La problemática de los residuos es una problemática mundial y tiene varias fases o varias etapas que habría que abordar, pero la primera es la más difícil y tiene que ver con la producción de los residuos. La forma de producción y de consumo actual lleva a que generemos una cantidad de residuos enorme, mucho mayor de la que se puede procesar localmente. En nuestro país a pesar del avance en términos de la ley de envases plásticos seguimos teniendo un uso desproporcionado de bolsas y envases plásticos, productos de un solo uso, envases desechables, cubiertos desechables.  Es una producción de residuos descomunal que es imposible que el planeta puede absorber en un corto tiempo.
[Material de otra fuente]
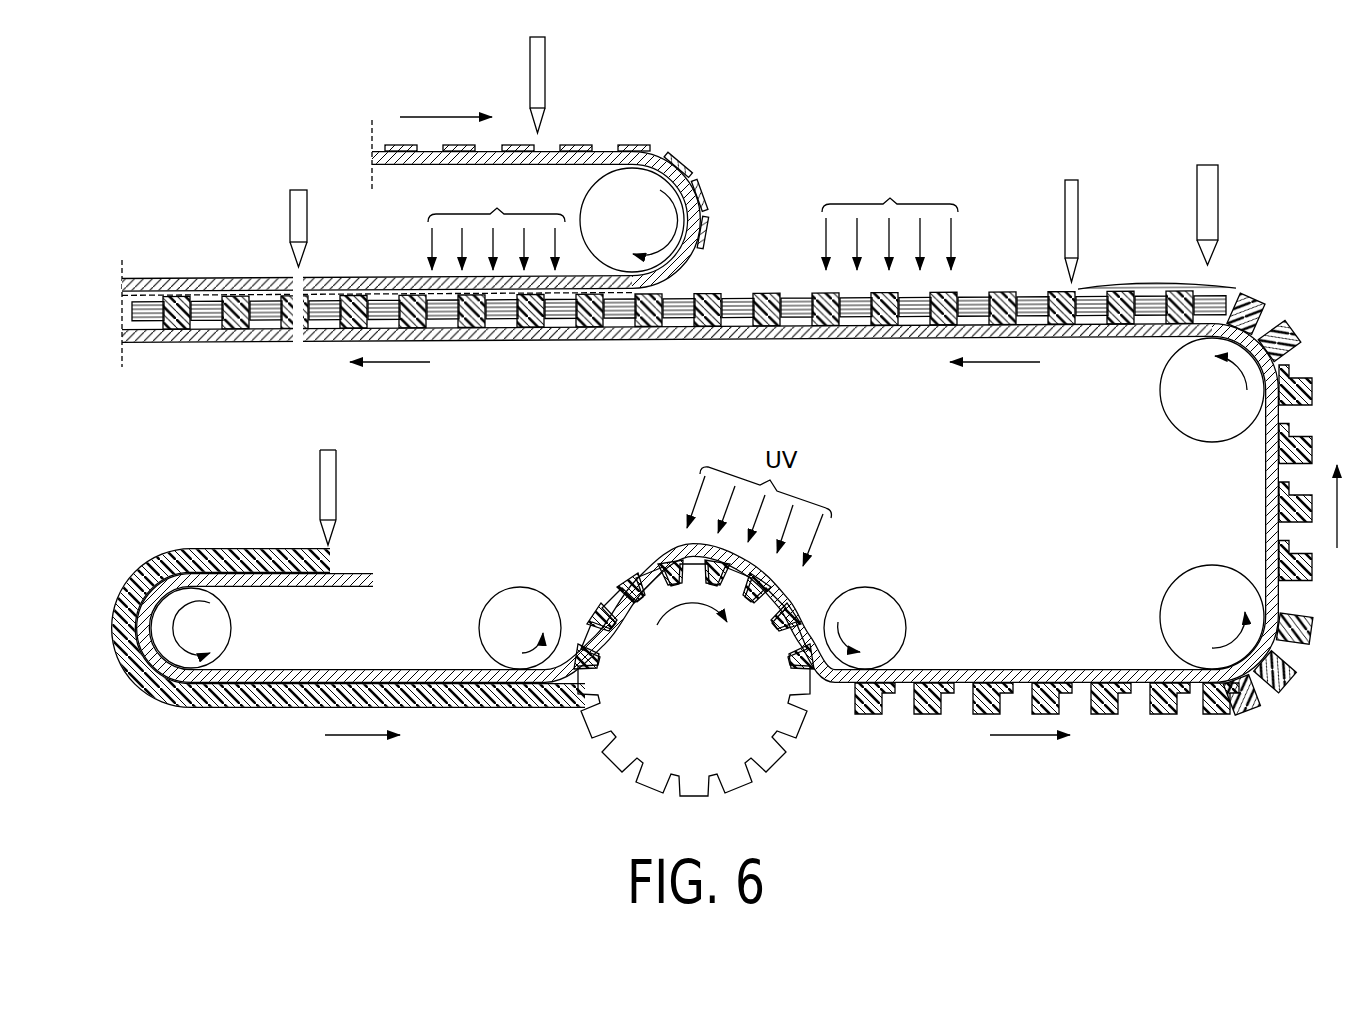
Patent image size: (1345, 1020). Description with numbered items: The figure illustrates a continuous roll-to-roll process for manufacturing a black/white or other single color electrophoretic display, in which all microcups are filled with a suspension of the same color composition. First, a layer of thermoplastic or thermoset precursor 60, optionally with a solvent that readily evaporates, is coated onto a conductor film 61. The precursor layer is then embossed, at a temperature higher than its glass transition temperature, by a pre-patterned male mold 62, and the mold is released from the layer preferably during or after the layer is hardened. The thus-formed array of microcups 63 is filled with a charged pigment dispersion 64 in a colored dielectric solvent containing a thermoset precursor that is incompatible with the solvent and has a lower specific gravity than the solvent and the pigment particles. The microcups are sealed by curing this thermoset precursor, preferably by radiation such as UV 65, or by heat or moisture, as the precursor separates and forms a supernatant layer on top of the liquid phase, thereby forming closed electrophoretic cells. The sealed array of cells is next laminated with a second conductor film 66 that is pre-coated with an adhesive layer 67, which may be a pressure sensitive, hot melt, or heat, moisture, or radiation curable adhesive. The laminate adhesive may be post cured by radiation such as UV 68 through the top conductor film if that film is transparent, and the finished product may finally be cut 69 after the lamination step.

The thermoplastic or thermoset precursor layer 60 is at (255, 709).
The conductor film 61 is at (320, 669).
The pre-patterned male mold 62 is at (608, 768).
The array of microcups 63 is at (1130, 712).
The charged pigment dispersion 64 is at (1212, 286).
The UV radiation 65 is at (960, 214).
The second conductor film 66 is at (690, 200).
The adhesive layer 67 is at (668, 152).
The UV radiation 68 is at (432, 246).
The cutting step 69 is at (290, 228).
Nosotros creemos que en una primera etapa, como sociedad, deberíamos apuntar a la clasificación esos residuos. Hay experiencias en otros lugares del mundo donde existe una clasificación intradomiciliaria. Esa debería ser la primera, y luego a nivel de recolección de residuos debería haber un sistema diferenciado, que recoja por separado los residuos reutilizables y reciclables, que lleven a lugares diferentes los residuos de acuerdo a su procesamiento. Como dije antes, en el Departamento de Canelones, según un estudio de la propia Intendencia, se podría reducir un 75% los residuos, dando lugar al uso de aquellos potencialmente reutilizables,  reciclables y  aprovechables de una u otra forma.

Esa es una de las cosas que planteamos, que los residuos sean aprovechables de alguna forma y que se establezcan medidas para que la población tome conciencia de lo que significa la contaminación de residuos y medidas tendientes a que socialmente todos nos hagamos cargo de nuestra basura.
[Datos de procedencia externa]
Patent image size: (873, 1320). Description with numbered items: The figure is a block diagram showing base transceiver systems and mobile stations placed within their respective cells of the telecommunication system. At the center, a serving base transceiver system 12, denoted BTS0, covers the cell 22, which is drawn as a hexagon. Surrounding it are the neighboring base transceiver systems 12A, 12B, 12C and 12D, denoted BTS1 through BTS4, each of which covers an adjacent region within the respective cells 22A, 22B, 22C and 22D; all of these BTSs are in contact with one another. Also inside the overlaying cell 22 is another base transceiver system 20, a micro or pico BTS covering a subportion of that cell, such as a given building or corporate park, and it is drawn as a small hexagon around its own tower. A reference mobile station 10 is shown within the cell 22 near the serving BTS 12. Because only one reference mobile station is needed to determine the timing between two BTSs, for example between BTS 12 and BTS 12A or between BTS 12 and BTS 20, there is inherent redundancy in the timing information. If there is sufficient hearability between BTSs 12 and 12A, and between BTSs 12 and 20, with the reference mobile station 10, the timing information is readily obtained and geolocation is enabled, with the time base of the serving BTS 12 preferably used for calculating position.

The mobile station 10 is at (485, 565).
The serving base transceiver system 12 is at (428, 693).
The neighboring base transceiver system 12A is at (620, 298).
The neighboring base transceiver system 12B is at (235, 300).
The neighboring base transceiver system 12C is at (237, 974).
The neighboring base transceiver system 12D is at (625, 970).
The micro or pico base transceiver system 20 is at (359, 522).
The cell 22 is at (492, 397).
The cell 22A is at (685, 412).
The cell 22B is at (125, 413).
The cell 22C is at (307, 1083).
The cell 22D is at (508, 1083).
Los residuos orgánicos se pueden compostar a pequeña escala, se puede trabajar a nivel de barrios, de pequeñas localidades. En pequeña escala este los residuos orgánicos se pueden compostar y transformar en tierra fértil. Claro que hay que buscar un sitio de disposición final para los residuos que no se puedan aprovechar, pero el impacto ambiental de esos residuos será muchísimo menor sólo por el hecho de no estar juntos los residuos orgánicos e inorgánicos, ya no se estarían produciendo desprendimiento de metales pesados. Con respecto a la posibilidad incinerarlos se podría generar algún tipo de energía con este proceso. Hay muchísimas posibilidades, se trata apenas de sentarse a pensar, de convocar a la comunidad a pensar esas alternativas de una forma ordenada y productiva. Sabemos que no es fácil pero se puede dar participación a la comunidad, a los colectivos, a la Universidad de la República, parta buscar las mejores soluciones entre todos.
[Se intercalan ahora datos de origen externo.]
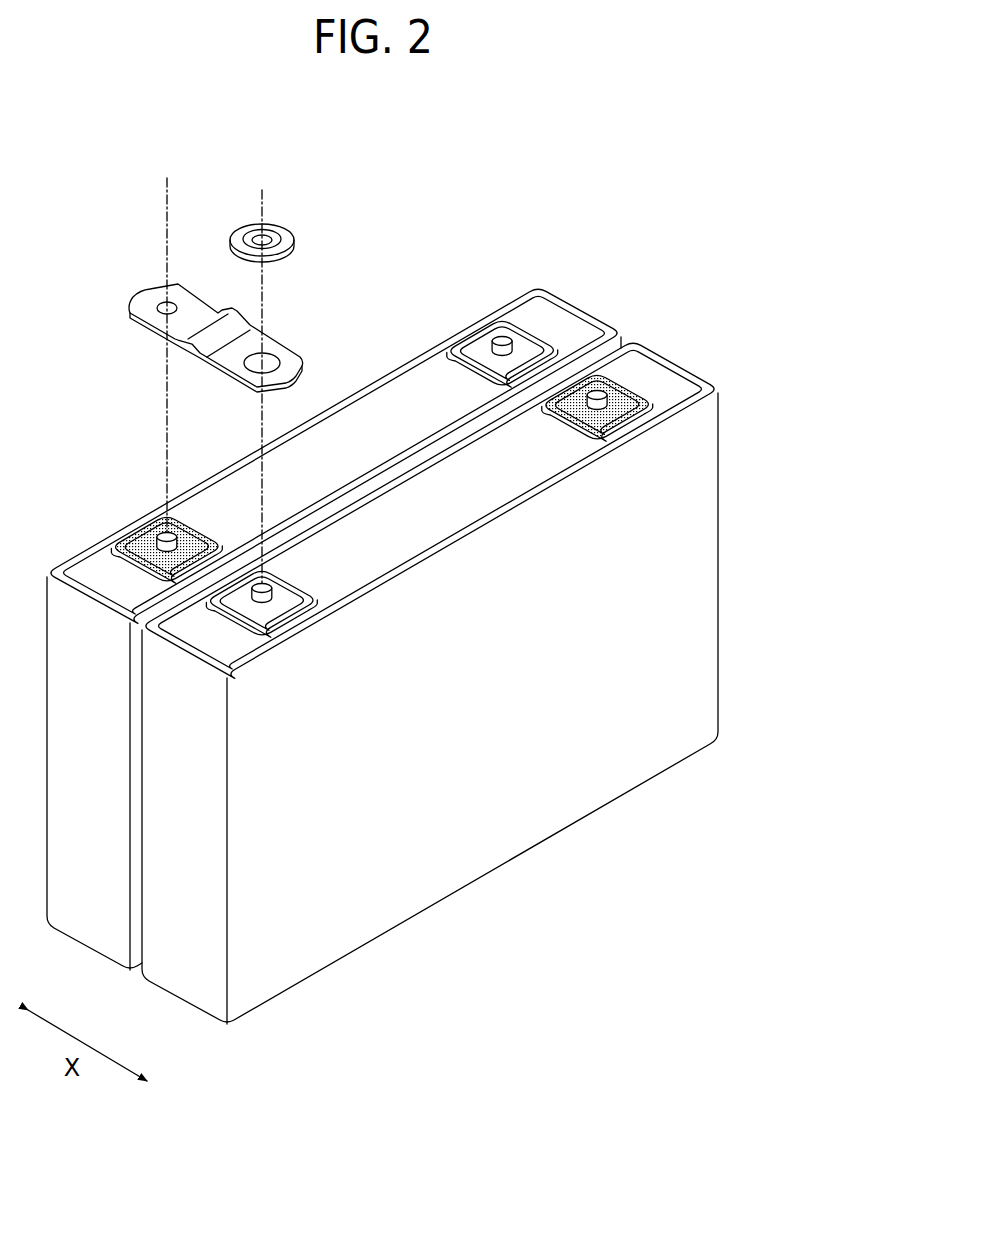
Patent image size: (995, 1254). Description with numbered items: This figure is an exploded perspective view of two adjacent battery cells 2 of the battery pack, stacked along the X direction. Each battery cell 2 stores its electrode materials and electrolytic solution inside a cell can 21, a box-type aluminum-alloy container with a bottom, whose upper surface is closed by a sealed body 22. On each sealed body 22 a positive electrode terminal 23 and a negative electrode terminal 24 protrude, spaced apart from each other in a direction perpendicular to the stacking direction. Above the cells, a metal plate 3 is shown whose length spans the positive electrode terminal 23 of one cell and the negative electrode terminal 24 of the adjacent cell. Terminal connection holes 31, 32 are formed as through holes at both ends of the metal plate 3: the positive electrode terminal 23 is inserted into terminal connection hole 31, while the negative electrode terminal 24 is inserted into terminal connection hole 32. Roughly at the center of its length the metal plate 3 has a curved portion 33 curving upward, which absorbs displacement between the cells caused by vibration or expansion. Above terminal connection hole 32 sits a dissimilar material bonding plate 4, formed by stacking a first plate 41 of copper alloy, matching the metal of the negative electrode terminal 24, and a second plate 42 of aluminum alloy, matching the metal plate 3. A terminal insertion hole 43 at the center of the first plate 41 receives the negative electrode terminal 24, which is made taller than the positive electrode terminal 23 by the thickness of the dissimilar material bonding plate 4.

The battery cell 2 is at (623, 253).
The cell can 21 is at (90, 935).
The sealed body 22 is at (572, 316).
The positive electrode terminal 23 is at (140, 537).
The negative electrode terminal 24 is at (506, 333).
The metal plate 3 is at (110, 292).
The terminal connection hole 31 is at (166, 302).
The terminal connection hole 32 is at (276, 356).
The curved portion 33 is at (230, 313).
The dissimilar material bonding plate 4 is at (297, 231).
The first plate 41 is at (250, 228).
The second plate 42 is at (294, 241).
The terminal insertion hole 43 is at (274, 229).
Nosotros creemos que se está sacrificando un territorio, toda la cuenca del Solís Chico, para esconder el producto secundario el producto de una sociedad de consumo enorme y desmesurado: ese efecto secundario es la basura, los residuos. No podemos seguir escondiéndolos, tenemos que que saber que existen, tenemos que tener en claro cuáles son sus consecuencias y hacernos cargo como sociedad resolverlo. No podemos esconder este problema bajo metros y metros de tierra y que los impactos los suframos solamente las personas que viven en esos lugares.